Armen Zambrano's battlefield: Usability improvements for Firefox automation initiative

Tuesday, July 19, 2016

Usability improvements for Firefox automation initiative - Status update #1

The developer survey conducted by Engineering Productivity last fall indicated that debugging test failures that are reported by automation is a significant frustration for many developers. In fact, it was the biggest deficit identified by the survey. As a result,

the Engineering Productivity Team (aka A-Team) is working on improving the user experience for debugging test failures in our continuous integration and speeding up the turnaround for Try server jobs.

This quarter’s main focus is on:

Debugging tests on interactive workers (only Linux on TaskCluster)
Improve end to end times on Try (Thunder Try project)

For all bugs and priorities you can check out the project management page for it:

https://wiki.mozilla.org/EngineeringProductivity/Projects/Debugging_UX_improvements

In this email you will find the progress we’ve made recently.
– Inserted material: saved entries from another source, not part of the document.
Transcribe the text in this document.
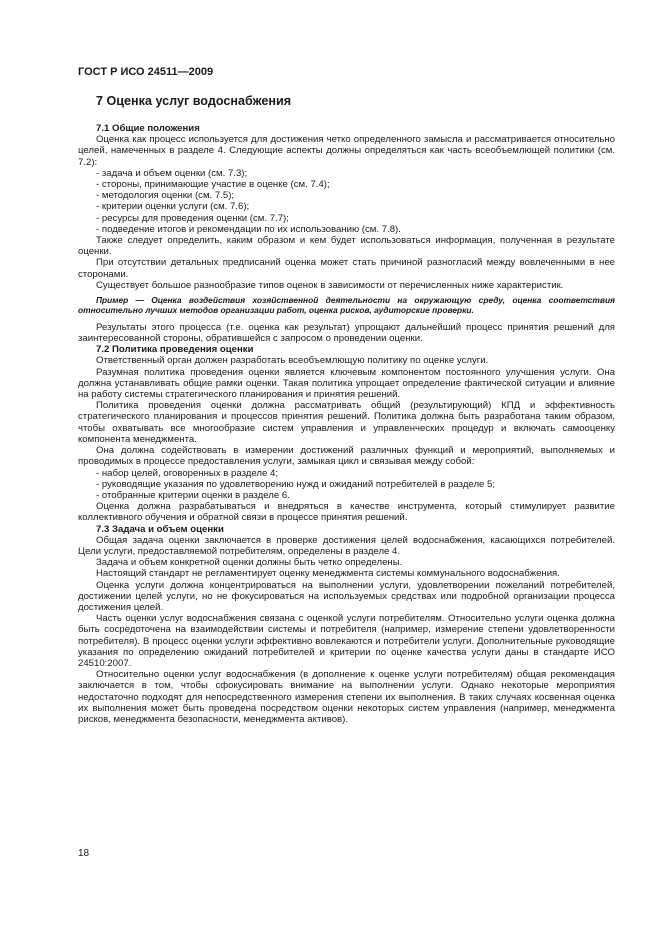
ГОСТ Р ИСО 24511—2009
7 Оценка услуг водоснабжения
7.1 Общие положения

Оценка как процесс используется для достижения четко определенного замысла и рассматривается относительно целей, намеченных в разделе 4. Следующие аспекты должны определяться как часть всеобъемлющей политики (см. 7.2):

- задача и объем оценки (см. 7.3);
- стороны, принимающие участие в оценке (см. 7.4);
- методология оценки (см. 7.5);
- критерии оценки услуги (см. 7.6);
- ресурсы для проведения оценки (см. 7.7);
- подведение итогов и рекомендации по их использованию (см. 7.8).

Также следует определить, каким образом и кем будет использоваться информация, полученная в результате оценки.

При отсутствии детальных предписаний оценка может стать причиной разногласий между вовлеченными в нее сторонами.

Существует большое разнообразие типов оценок в зависимости от перечисленных ниже характеристик.

Пример — Оценка воздействия хозяйственной деятельности на окружающую среду, оценка соответствия относительно лучших методов организации работ, оценка рисков, аудиторские проверки.

Результаты этого процесса (т.е. оценка как результат) упрощают дальнейший процесс принятия решений для заинтересованной стороны, обратившейся с запросом о проведении оценки.

7.2 Политика проведения оценки

Ответственный орган должен разработать всеобъемлющую политику по оценке услуги.

Разумная политика проведения оценки является ключевым компонентом постоянного улучшения услуги. Она должна устанавливать общие рамки оценки. Такая политика упрощает определение фактической ситуации и влияние на работу системы стратегического планирования и принятия решений.

Политика проведения оценки должна рассматривать общий (результирующий) КПД и эффективность стратегического планирования и процессов принятия решений. Политика должна быть разработана таким образом, чтобы охватывать все многообразие систем управления и управленческих процедур и включать самооценку компонента менеджмента.

Она должна содействовать в измерении достижений различных функций и мероприятий, выполняемых и проводимых в процессе предоставления услуги, замыкая цикл и связывая между собой:

- набор целей, оговоренных в разделе 4;
- руководящие указания по удовлетворению нужд и ожиданий потребителей в разделе 5;
- отобранные критерии оценки в разделе 6.

Оценка должна разрабатываться и внедряться в качестве инструмента, который стимулирует развитие коллективного обучения и обратной связи в процессе принятия решений.

7.3 Задача и объем оценки

Общая задача оценки заключается в проверке достижения целей водоснабжения, касающихся потребителей. Цели услуги, предоставляемой потребителям, определены в разделе 4.

Задача и объем конкретной оценки должны быть четко определены.

Настоящий стандарт не регламентирует оценку менеджмента системы коммунального водоснабжения.

Оценка услуги должна концентрироваться на выполнении услуги, удовлетворении пожеланий потребителей, достижении целей услуги, но не фокусироваться на используемых средствах или подробной организации процесса достижения целей.

Часть оценки услуг водоснабжения связана с оценкой услуги потребителям. Относительно услуги оценка должна быть сосредоточена на взаимодействии системы и потребителя (например, измерение степени удовлетворенности потребителя). В процесс оценки услуги эффективно вовлекаются и потребители услуги. Дополнительные руководящие указания по определению ожиданий потребителей и критерии по оценке качества услуги даны в стандарте ИСО 24510:2007.

Относительно оценки услуг водоснабжения (в дополнение к оценке услуги потребителям) общая рекомендация заключается в том, чтобы сфокусировать внимание на выполнении услуги. Однако некоторые мероприятия недостаточно подходят для непосредственного измерения степени их выполнения. В таких случаях косвенная оценка их выполнения может быть проведена посредством оценки некоторых систем управления (например, менеджмента рисков, менеджмента безопасности, менеджмента активов).

18
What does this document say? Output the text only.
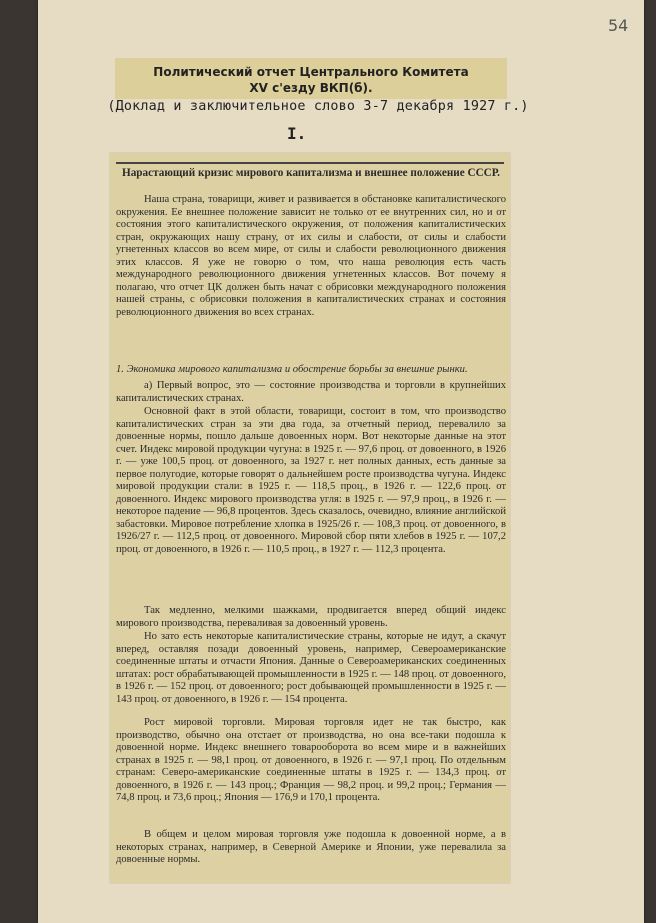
54
Политический отчет Центрального Комитета
XV с'езду ВКП(б).
(Доклад и заключительное слово 3-7 декабря 1927 г.)
I.

Нарастающий кризис мирового капитализма и внешнее положение СССР.

Наша страна, товарищи, живет и развивается в обстановке капиталистического окружения. Ее внешнее положение зависит не только от ее внутренних сил, но и от состояния этого капиталистического окружения, от положения капиталистических стран, окружающих нашу страну, от их силы и слабости, от силы и слабости угнетенных классов во всем мире, от силы и слабости революционного движения этих классов. Я уже не говорю о том, что наша революция есть часть международного революционного движения угнетенных классов. Вот почему я полагаю, что отчет ЦК должен быть начат с обрисовки международного положения нашей страны, с обрисовки положения в капиталистических странах и состояния революционного движения во всех странах.

1. Экономика мирового капитализма и обострение борьбы за внешние рынки.

а) Первый вопрос, это — состояние производства и торговли в крупнейших капиталистических странах.

Основной факт в этой области, товарищи, состоит в том, что производство капиталистических стран за эти два года, за отчетный период, перевалило за довоенные нормы, пошло дальше довоенных норм. Вот некоторые данные на этот счет. Индекс мировой продукции чугуна: в 1925 г. — 97,6 проц. от довоенного, в 1926 г. — уже 100,5 проц. от довоенного, за 1927 г. нет полных данных, есть данные за первое полугодие, которые говорят о дальнейшем росте производства чугуна. Индекс мировой продукции стали: в 1925 г. — 118,5 проц., в 1926 г. — 122,6 проц. от довоенного. Индекс мирового производства угля: в 1925 г. — 97,9 проц., в 1926 г. — некоторое падение — 96,8 процентов. Здесь сказалось, очевидно, влияние английской забастовки. Мировое потребление хлопка в 1925/26 г. — 108,3 проц. от довоенного, в 1926/27 г. — 112,5 проц. от довоенного. Мировой сбор пяти хлебов в 1925 г. — 107,2 проц. от довоенного, в 1926 г. — 110,5 проц., в 1927 г. — 112,3 процента.

Так медленно, мелкими шажками, продвигается вперед общий индекс мирового производства, переваливая за довоенный уровень.

Но зато есть некоторые капиталистические страны, которые не идут, а скачут вперед, оставляя позади довоенный уровень, например, Североамериканские соединенные штаты и отчасти Япония. Данные о Североамериканских соединенных штатах: рост обрабатывающей промышленности в 1925 г. — 148 проц. от довоенного, в 1926 г. — 152 проц. от довоенного; рост добывающей промышленности в 1925 г. — 143 проц. от довоенного, в 1926 г. — 154 процента.

Рост мировой торговли. Мировая торговля идет не так быстро, как производство, обычно она отстает от производства, но она все-таки подошла к довоенной норме. Индекс внешнего товарооборота во всем мире и в важнейших странах в 1925 г. — 98,1 проц. от довоенного, в 1926 г. — 97,1 проц. По отдельным странам: Северо-американские соединенные штаты в 1925 г. — 134,3 проц. от довоенного, в 1926 г. — 143 проц.; Франция — 98,2 проц. и 99,2 проц.; Германия — 74,8 проц. и 73,6 проц.; Япония — 176,9 и 170,1 процента.

В общем и целом мировая торговля уже подошла к довоенной норме, а в некоторых странах, например, в Северной Америке и Японии, уже перевалила за довоенные нормы.
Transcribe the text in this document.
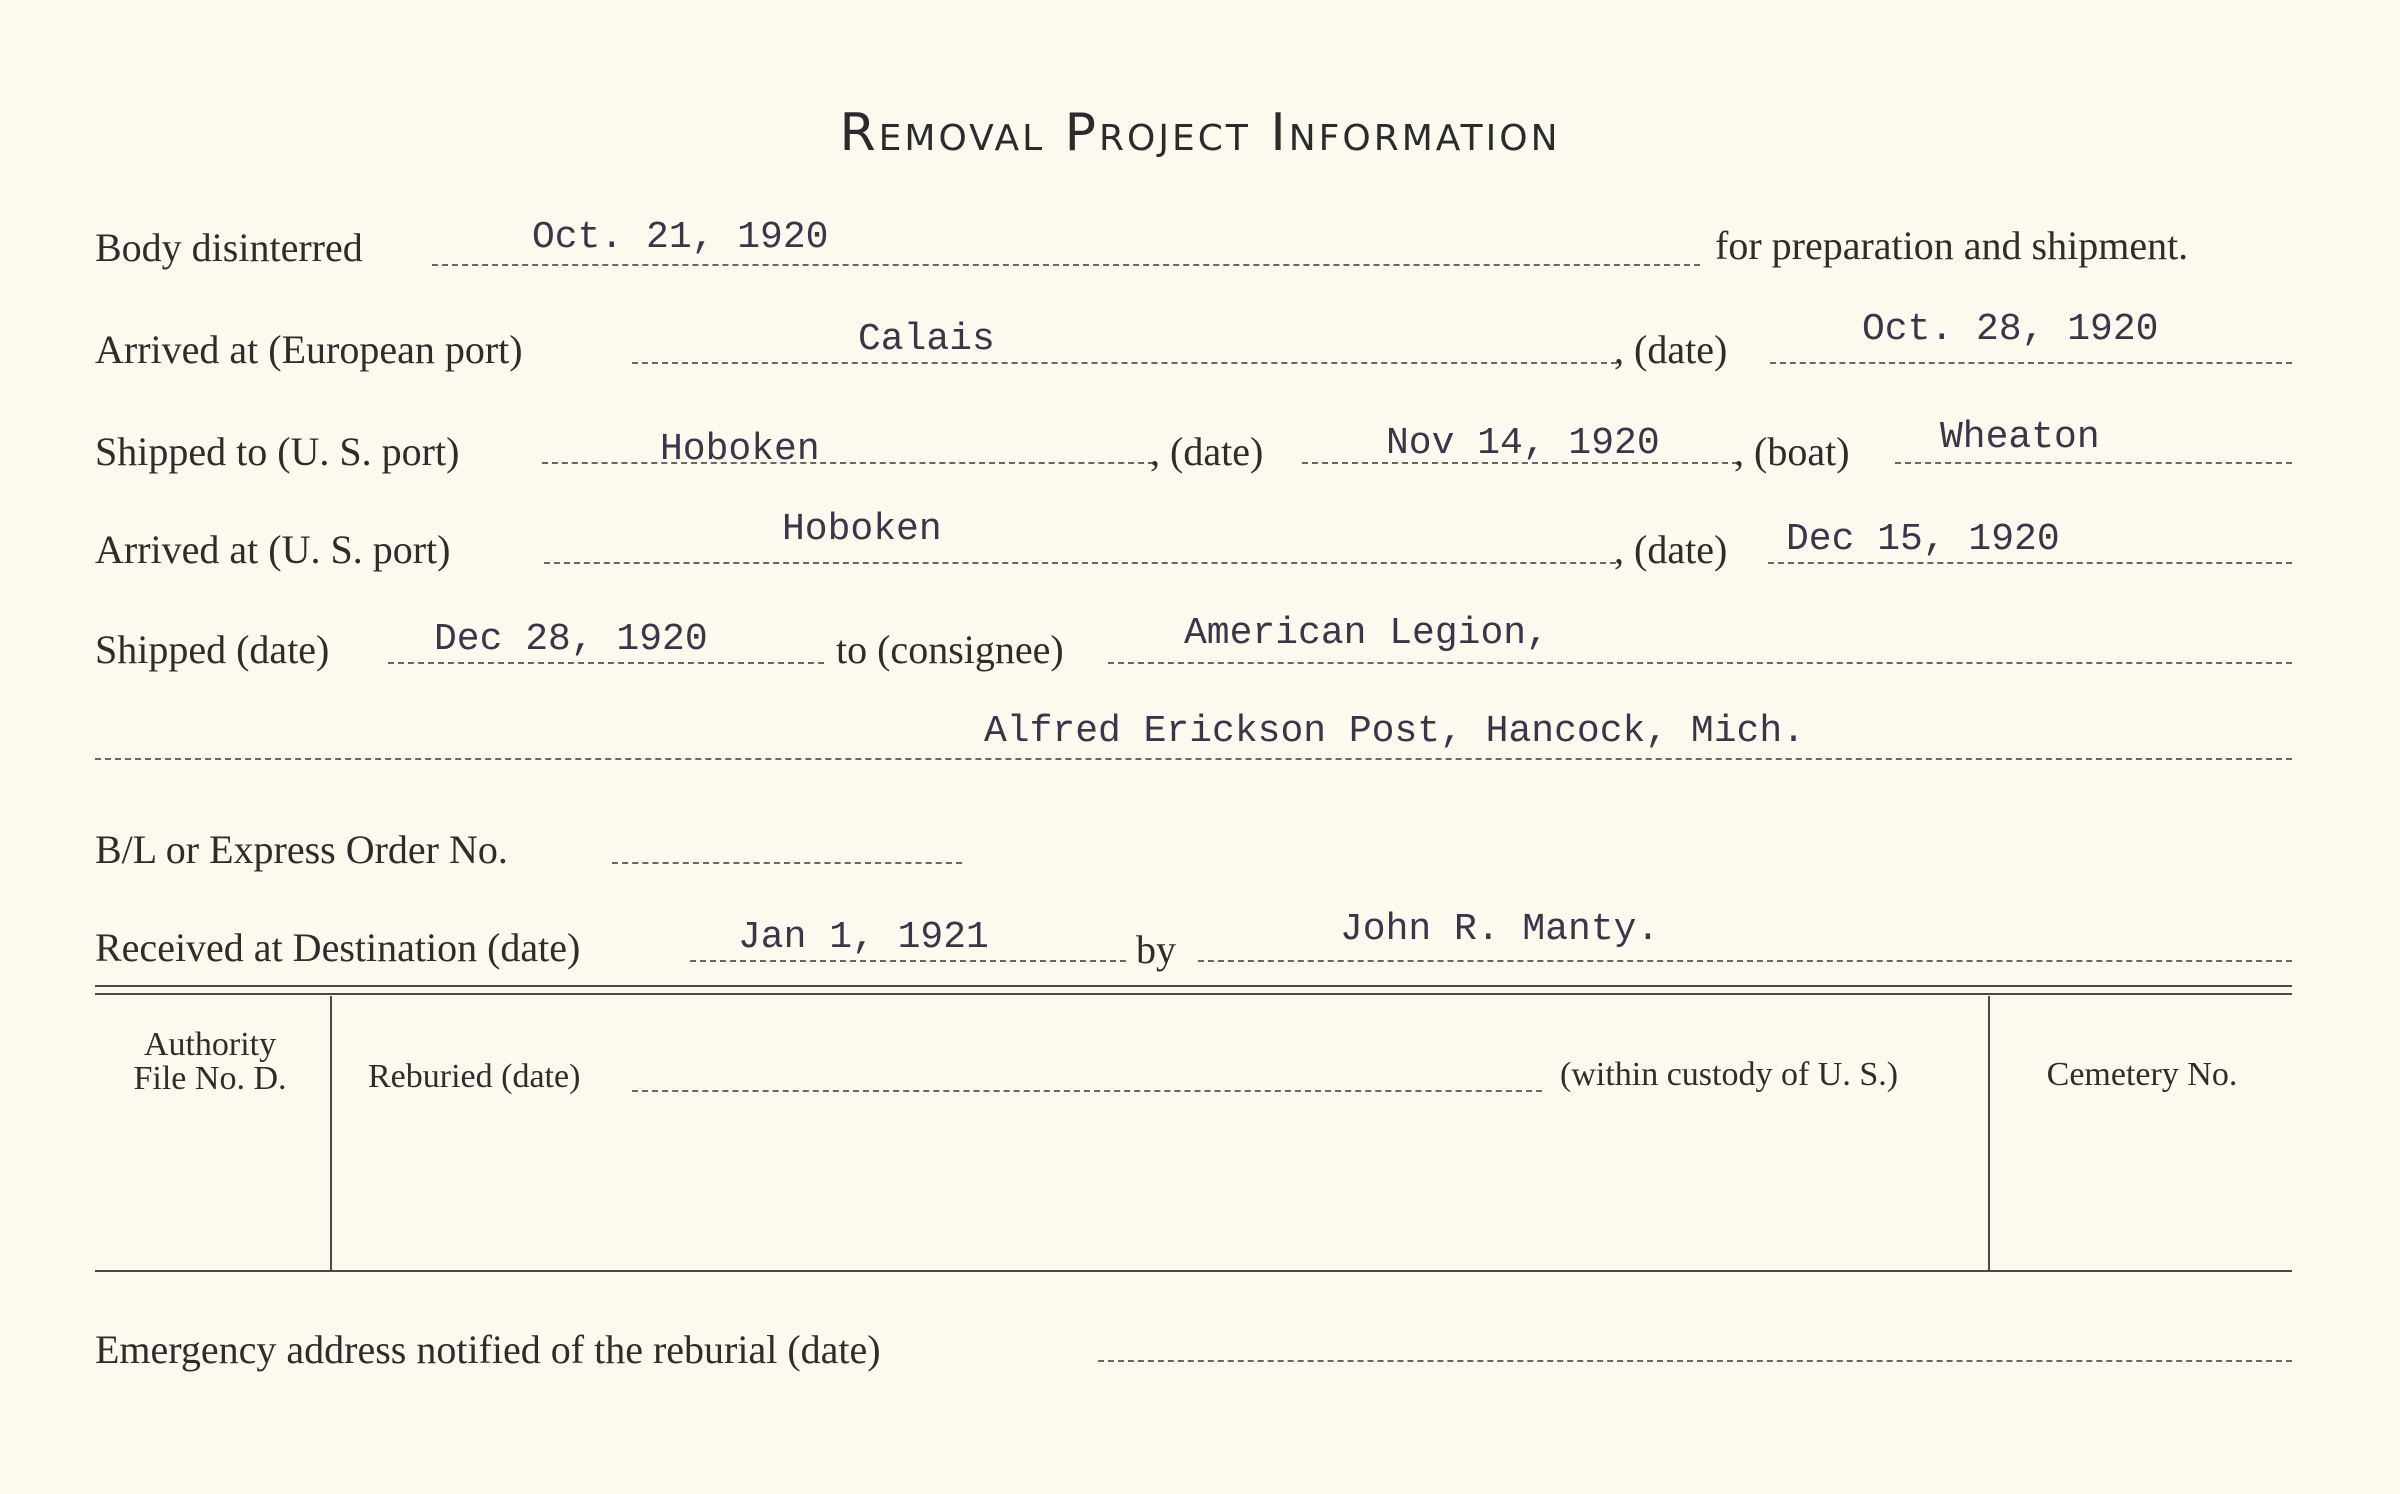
Removal Project Information
Body disinterred	Oct. 21, 1920	for preparation and shipment.
Arrived at (European port)	Calais	, (date)	Oct. 28, 1920
Shipped to (U. S. port)	Hoboken	, (date)	Nov 14, 1920 , (boat) Wheaton
Arrived at (U. S. port)	Hoboken	, (date) Dec 15, 1920
Shipped (date)	Dec 28, 1920	to (consignee)	American Legion,
Alfred Erickson Post, Hancock, Mich.
B/L or Express Order No.
Received at Destination (date)	Jan 1, 1921	by	John R. Manty.
Authority
File No. D.	Reburied (date)	(within custody of U. S.)	Cemetery No.
Emergency address notified of the reburial (date)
In future updates you will see a delta from this email.

PS = These status updates will be fortnightly

Debugging tests on interactive workers

Accomplished recently:

Landed support for running reftest and xpcshell via tests.zip
Many UX improvements to the interactive loaner workflow

Upcoming:

Make sure Xvfb is running so you can actually run the tests!
Mochitest support + all other harnesses

Thunder Try - Improve end to end times on try

Project #1 - Artifact builds on automation

Tracking bug: https://bugzilla.mozilla.org/show_bug.cgi?id=1284882

Accomplished recently:

Landed prerequisites for Windows and OS X artifact builds on try.
Identified which tests should be skipped with artifact builds

Upcoming:

Provide a try syntax flag to trigger only artifact builds instead of full builds; starting with opt Linux 64.

Project #2 - S3 Cloud Compiler Cache

Tracking bug: https://bugzilla.mozilla.org/show_bug.cgi?id=1280641

Accomplished recently:

Sccache’s Rust re-write has reached feature parity with Python’s sccache
Now testing sccache2 on Try

Upcoming:

We want to roll out a two-tier sccache for Try, which will enable it to benefit from cache objects from integration branches

Project #3 - Metrics

Tracking bug: https://bugzilla.mozilla.org/show_bug.cgi?id=1286856

Accomplished recently:

Preliminary analytics / research based on job data from Treeherder found at: http://nbviewer.jupyter.org/url/people.mozilla.org/%7Ewlachance/try%20analysis.ipynb

Which jobs finish last?
Which jobs have the highest wait times?
Which jobs have the longest total wall clock time (i.e. are the largest consumers of resources)

Upcoming:

Putting Mozharness steps’ data inside Treeherder’s database for aggregate analysis

Other

Upcoming:

TaskCluster Linux builds are currently built using a mix of m3/r3/c3 2xlarge AWS instances, depending on pricing and availability. We’re going to be looking to assess the effects on build speeds of using more powerful AWS instances types, as one potential way of reducing e2e Try times.